The champion's check in Shenzhen is the biggest in tennis history, well eclipsing the previous record of the $3.85 million for the singles winner at this year's US Open.

"This is great for the game, and it's great for women and girls everywhere who want to achieve something, whether in sports or other fields," tennis legend Martina Navratilova said in her Saturday column on

"This sends a message to a girl that she can be the doctor and not the nurse, that she can be the player and not the cheerleader (no disrespect to nurses and cheerleaders intended)," wrote the 18-time Grand Slam singles winner.

"The final tournament of the year is wide open. I think it's anyone's ball game. Each one of the eight can win if her hand gets hot for a week."

Drawn into Group Red with 22-year-old reigning Australian Open champion Naomi Osaka of Japan, French Open winner Ashleigh Barty (22) of Australia and Swiss ace Belinda Bencic (22), Kvitova, who is making her seventh appearance in the Finals, embraces the youth challenge as an extra motivation.
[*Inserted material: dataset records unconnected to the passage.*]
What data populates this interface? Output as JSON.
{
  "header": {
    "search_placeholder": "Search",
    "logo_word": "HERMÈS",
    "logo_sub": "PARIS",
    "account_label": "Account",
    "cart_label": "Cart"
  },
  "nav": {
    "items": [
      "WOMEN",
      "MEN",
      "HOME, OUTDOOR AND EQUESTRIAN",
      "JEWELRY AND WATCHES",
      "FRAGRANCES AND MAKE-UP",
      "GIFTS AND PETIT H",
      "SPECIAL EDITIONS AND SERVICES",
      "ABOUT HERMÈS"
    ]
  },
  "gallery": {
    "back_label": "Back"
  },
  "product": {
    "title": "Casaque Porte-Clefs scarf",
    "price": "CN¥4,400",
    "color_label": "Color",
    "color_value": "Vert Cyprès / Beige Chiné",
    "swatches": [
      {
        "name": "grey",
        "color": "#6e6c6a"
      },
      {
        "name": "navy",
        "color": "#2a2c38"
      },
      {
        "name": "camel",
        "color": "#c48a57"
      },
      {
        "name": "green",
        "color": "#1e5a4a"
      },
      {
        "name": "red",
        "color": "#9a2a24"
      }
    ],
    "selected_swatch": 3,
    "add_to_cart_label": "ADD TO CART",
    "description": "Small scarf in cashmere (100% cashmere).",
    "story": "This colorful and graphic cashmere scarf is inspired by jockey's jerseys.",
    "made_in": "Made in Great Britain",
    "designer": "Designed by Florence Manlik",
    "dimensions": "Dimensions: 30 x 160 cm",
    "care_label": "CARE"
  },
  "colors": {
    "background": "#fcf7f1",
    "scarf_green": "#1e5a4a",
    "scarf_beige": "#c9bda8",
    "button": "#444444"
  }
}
"I just realized yesterday that I'm the oldest one, which feels pretty weird," said Kvitova, who won the title in her Finals debut in 2011-one of four players to accomplish that feat.
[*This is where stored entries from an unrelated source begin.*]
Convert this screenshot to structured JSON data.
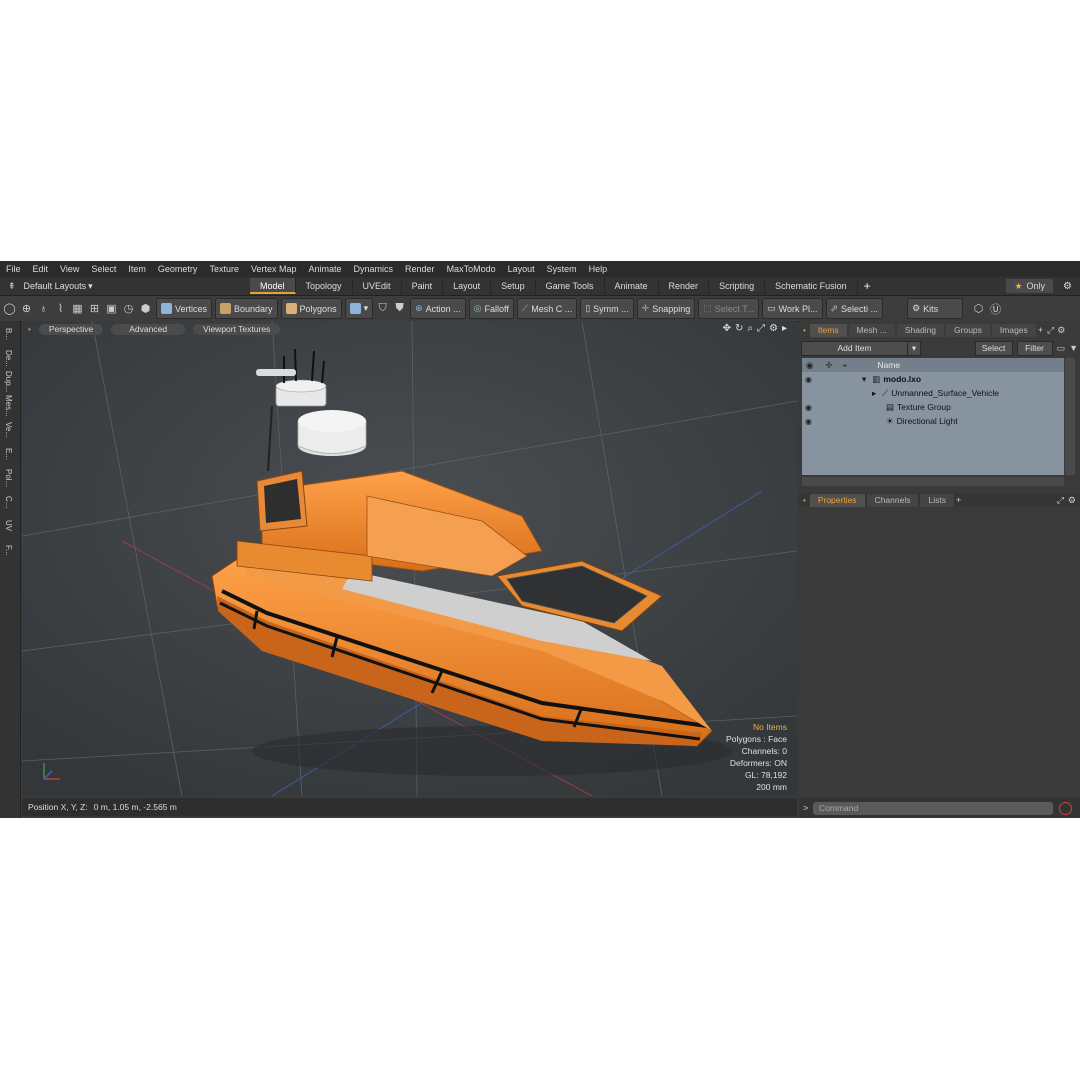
{
  "menubar": [
    "File",
    "Edit",
    "View",
    "Select",
    "Item",
    "Geometry",
    "Texture",
    "Vertex Map",
    "Animate",
    "Dynamics",
    "Render",
    "MaxToModo",
    "Layout",
    "System",
    "Help"
  ],
  "layouts_label": "Default Layouts",
  "tabs": [
    "Model",
    "Topology",
    "UVEdit",
    "Paint",
    "Layout",
    "Setup",
    "Game Tools",
    "Animate",
    "Render",
    "Scripting",
    "Schematic Fusion"
  ],
  "active_tab": "Model",
  "only_label": "Only",
  "toolbar": {
    "vertices": "Vertices",
    "boundary": "Boundary",
    "polygons": "Polygons",
    "action": "Action ...",
    "falloff": "Falloff",
    "mesh_c": "Mesh C ...",
    "symm": "Symm ...",
    "snapping": "Snapping",
    "select_t": "Select T...",
    "work_pl": "Work Pl...",
    "selecti": "Selecti ...",
    "kits": "Kits"
  },
  "left_strip": [
    "B...",
    "De...",
    "Dup...",
    "Mes...",
    "Ve...",
    "E...",
    "Pol...",
    "C...",
    "UV",
    "F..."
  ],
  "viewport": {
    "perspective": "Perspective",
    "advanced": "Advanced",
    "textures": "Viewport Textures",
    "stats": {
      "no_items": "No Items",
      "polygons": "Polygons : Face",
      "channels": "Channels: 0",
      "deformers": "Deformers: ON",
      "gl": "GL: 78,192",
      "scale": "200 mm"
    }
  },
  "status": {
    "position_label": "Position X, Y, Z:",
    "position_value": "0 m, 1.05 m, -2.565 m"
  },
  "right_tabs": [
    "Items",
    "Mesh ...",
    "Shading",
    "Groups",
    "Images"
  ],
  "items_bar": {
    "add_item": "Add Item",
    "select": "Select",
    "filter": "Filter"
  },
  "tree": {
    "name_header": "Name",
    "rows": [
      "modo.lxo",
      "Unmanned_Surface_Vehicle",
      "Texture Group",
      "Directional Light"
    ]
  },
  "props_tabs": [
    "Properties",
    "Channels",
    "Lists"
  ],
  "command_placeholder": "Command",
  "colors": {
    "accent": "#e8a033",
    "hull": "#f08c2e",
    "viewport_bg": "#414141"
  }
}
"But I'm going to take it. I spoke with Simona ... she's just one year younger than me. We made some fun of it.

"Except for Naomi, they are here for the first time ... but not the last time, probably. The new faces are coming. It's normal that the generation is changing."
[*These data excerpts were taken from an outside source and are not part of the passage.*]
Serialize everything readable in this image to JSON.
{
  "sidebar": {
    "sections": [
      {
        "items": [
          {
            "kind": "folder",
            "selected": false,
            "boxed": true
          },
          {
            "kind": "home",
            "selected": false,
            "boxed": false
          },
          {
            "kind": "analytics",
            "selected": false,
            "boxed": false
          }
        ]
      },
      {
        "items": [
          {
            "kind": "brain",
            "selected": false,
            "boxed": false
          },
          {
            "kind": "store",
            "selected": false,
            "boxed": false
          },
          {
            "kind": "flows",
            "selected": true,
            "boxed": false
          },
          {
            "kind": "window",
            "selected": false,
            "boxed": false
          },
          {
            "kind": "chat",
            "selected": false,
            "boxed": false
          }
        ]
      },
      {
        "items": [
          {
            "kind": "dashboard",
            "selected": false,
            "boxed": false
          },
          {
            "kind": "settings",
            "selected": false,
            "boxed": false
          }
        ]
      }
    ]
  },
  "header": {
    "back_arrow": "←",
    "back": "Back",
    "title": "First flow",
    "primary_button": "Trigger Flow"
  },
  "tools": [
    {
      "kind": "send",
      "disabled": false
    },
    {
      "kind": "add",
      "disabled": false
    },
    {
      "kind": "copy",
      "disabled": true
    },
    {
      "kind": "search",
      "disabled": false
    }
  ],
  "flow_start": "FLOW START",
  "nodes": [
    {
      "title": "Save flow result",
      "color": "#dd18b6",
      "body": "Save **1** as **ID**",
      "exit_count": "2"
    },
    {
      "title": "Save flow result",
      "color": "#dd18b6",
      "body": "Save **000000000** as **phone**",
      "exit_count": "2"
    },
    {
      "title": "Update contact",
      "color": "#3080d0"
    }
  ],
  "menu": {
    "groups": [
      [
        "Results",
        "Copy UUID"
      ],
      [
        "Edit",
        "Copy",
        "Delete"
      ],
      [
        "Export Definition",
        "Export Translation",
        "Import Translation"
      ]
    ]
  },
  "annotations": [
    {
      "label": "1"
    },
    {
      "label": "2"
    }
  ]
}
Group Purple sees tournament debutante Andreescu take on a trio of Finals stalwarts in Czech twotime semifinalist Karolina Pliskova, 2014 finalist Halep and defending champion Elina Svitolina of Ukraine.

Andreescu, who upset the mighty Serena Williams in straight sets to capture her first Grand Slam in New York, has notched the sharpest ranking climb of the year, from No 178 at the end of 2018 to No 4 this week. She also won at Toronto and Indian Wells.

Halep said the fear factor that once hampered the youngsters is no longer applicable.

"The young players now have more courage, their minds are open. They have more power than girls did 10 years ago," Halep said ahead of her Monday group opener against Andreescu.

"I feel when they face the big players, they are not nervous like we were. I think it's a big plus for them. It's going to be a big challenge for us, the older players. But tennis is growing up, so we have to adjust ourselves to everything that's new."

Despite their absence in singles, Chinese players will make the local crowd cheer in the doubles competition as the nation's third-ranked singles ace Zhang Shuai and doubles specialist Xu Yifan will partner with Aussie veteran Sam Stosur and Canada's Gabriela Dabrowski respectively in the eight-team round-robin tournament.

"I'm very excited to be able to make this huge event's debut in my home country, even in the doubles," said Zhang, the world's 46th-ranked singles player who won the Australian Open doubles title with Stosur in January.

"Since the win in Australia, we've been looking forward to coming to Shenzhen. We've put in a lot of effort. We play doubles together as much as possible throughout the year. I'm just very happy to be able to make it here," said the 30-year-old Tianjin native.

An undefeated duo in Shenzhen could earn $1 million in prize money, the largest doubles purse in tennis history.